Even Brown, whose greatest physical attribute is his exceptional power. Nobody in the WEC featherweight division has been able to match Brown’s brute force. Morrison, who has a knack for slamming opponents and throwing them around himself, has never been bullied inside of the cage. Something will have to give.

“I don’t have a crystal ball,” Morrison said. “We’ll find out when we fight. But all the pressure is on him and the fight is in Sacramento, where they don’t like him because he beat the hometown boy twice. But pressure is on me two because I want this more than anything.”

A voracious reader and self-professed “geek” at heart, Morrison turned pro in June 2006 and credits Ken Shamrock’s nickname, “The World’s Most Dangerous Man” for helping him discover MMA. Morrison had been an avid pro wrestling fan and saw Shamrock moonlighting in the spectacle.
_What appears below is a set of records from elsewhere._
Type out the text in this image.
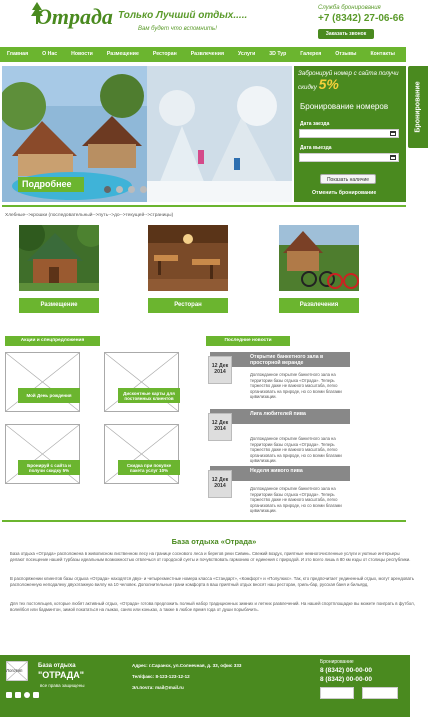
Отрада Только Лучший отдых.....
Вам будет что вспомнить!
Служба бронирования
+7 (8342) 27-06-66
Заказать звонок
Главная	О Нас	Новости	Размещение	Ресторан	Развлечения	Услуги	3D Тур	Галерея	Отзывы	Контакты
Подробнее
Забронируй номер с сайта получи скидку 5%
Бронирование номеров
Дата заезда
Дата выезда
Показать наличие
Отменить бронирование
Бронирование
Хлебные-->крошки (последовательный-->путь-->до-->текущей-->страницы)
Размещение	Ресторан	Развлечения
Акции и спецпредложения
Мой День рождения	Дисконтные карты для постоянных клиентов
Бронируй с сайта и получи скидку 5%
Скидка при покупке пакета услуг 10%
Последние новости
Открытие банкетного зала в просторной веранде
12 Дек 2014	Долгожданное открытие банкетного зала на территории базы отдыха «Отрада». Теперь торжество даже не важного масштаба, легко организовать на природе, но со всеми благами цивилизации.
Лига любителей пива
12 Дек 2014
Долгожданное открытие банкетного зала на территории базы отдыха «Отрада». Теперь торжество даже не важного масштаба, легко организовать на природе, но со всеми благами цивилизации.
Неделя живого пива
12 Дек 2014	Долгожданное открытие банкетного зала на территории базы отдыха «Отрада». Теперь торжество даже не важного масштаба, легко организовать на природе, но со всеми благами цивилизации.
База отдыха «Отрада»
База отдыха «Отрада» расположена в живописном лиственном лесу на границе соснового леса и берегов реки Сивинь. Свежий воздух, приятные немногочисленные услуги и уютные интерьеры делают посещение нашей турбазы идеальным возможностью отвлечься от городской суеты и почувствовать гармонию от единения с природой. И это всего лишь в 80 км езды от столицы республики.
В распоряжении клиентов базы отдыха «Отрада» находятся двух- и четырехместные номера класса «Стандарт», «Комфорт» и «Полулюкс». Так, кто предпочитает уединенный отдых, могут арендовать расположенную неподалеку двухэтажную виллу на 10 человек. Дополнительные грани комфорта в ваш приятный отдых вносят наш ресторан, гриль-бар, русская баня и бильярд.
Для тех постояльцев, которые любят активный отдых, «Отрада» готова предложить полный набор традиционных зимних и летних развлечений. На нашей спортплощадке вы можете поиграть в футбол, волейбол или бадминтон, зимой покататься на лыжах, санях или коньках, а также в любое время года от души порыбачить.
Логотип
База отдыха
"ОТРАДА"
все права защищены
Адрес: г.Саранск, ул.Солнечная, д. 33, офис 333
Тел/факс: 8-123-123-12-12
Эл.почта: mail@mail.ru
Бронирование
8 (8342) 00-00-00
8 (8342) 00-00-00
“Why do they call him ‘The World’s Most Dangerous Man’?” Morrison wondered, prompting him to research the moniker online. The inquisition opened his eyes to a sport that was gaining mainstream acceptance, but still wasn’t a hit in his inner city neighborhood. A little smack talk with a buddy prompted Morrison to step into the cage.

“I was playing a UFC game over a friend’s house and he was like, ‘Man you can’t do that! Them white boys will tear you up!’ I wound up doing a fight, and then another fight, and then another fight …”

Morrison has no regrets about leaving home, though it means he must live apart from the most important people in his life – his daughter, his wife, and his mother. The former high school wrestler got to visit those loved ones during his Christmas Eve return, but was right back on the five-hour train to Richmond two days later. Maybe one day he can return to “the hood”, as he calls it, and open an MMA gym there. But not now. He believes he had to move from the City of Brotherly Love to pursue his dream and put food on his family’s table.

“It was either go outside, stand on the corner and sell drugs, get robbed or get shot or get locked up, or leave and do something constructive,” Morrison said. “I chose to do something constructive. I’m not trying to be a statistic. I’m trying to do something better for my family. Thank God the sacrifices have paid off.”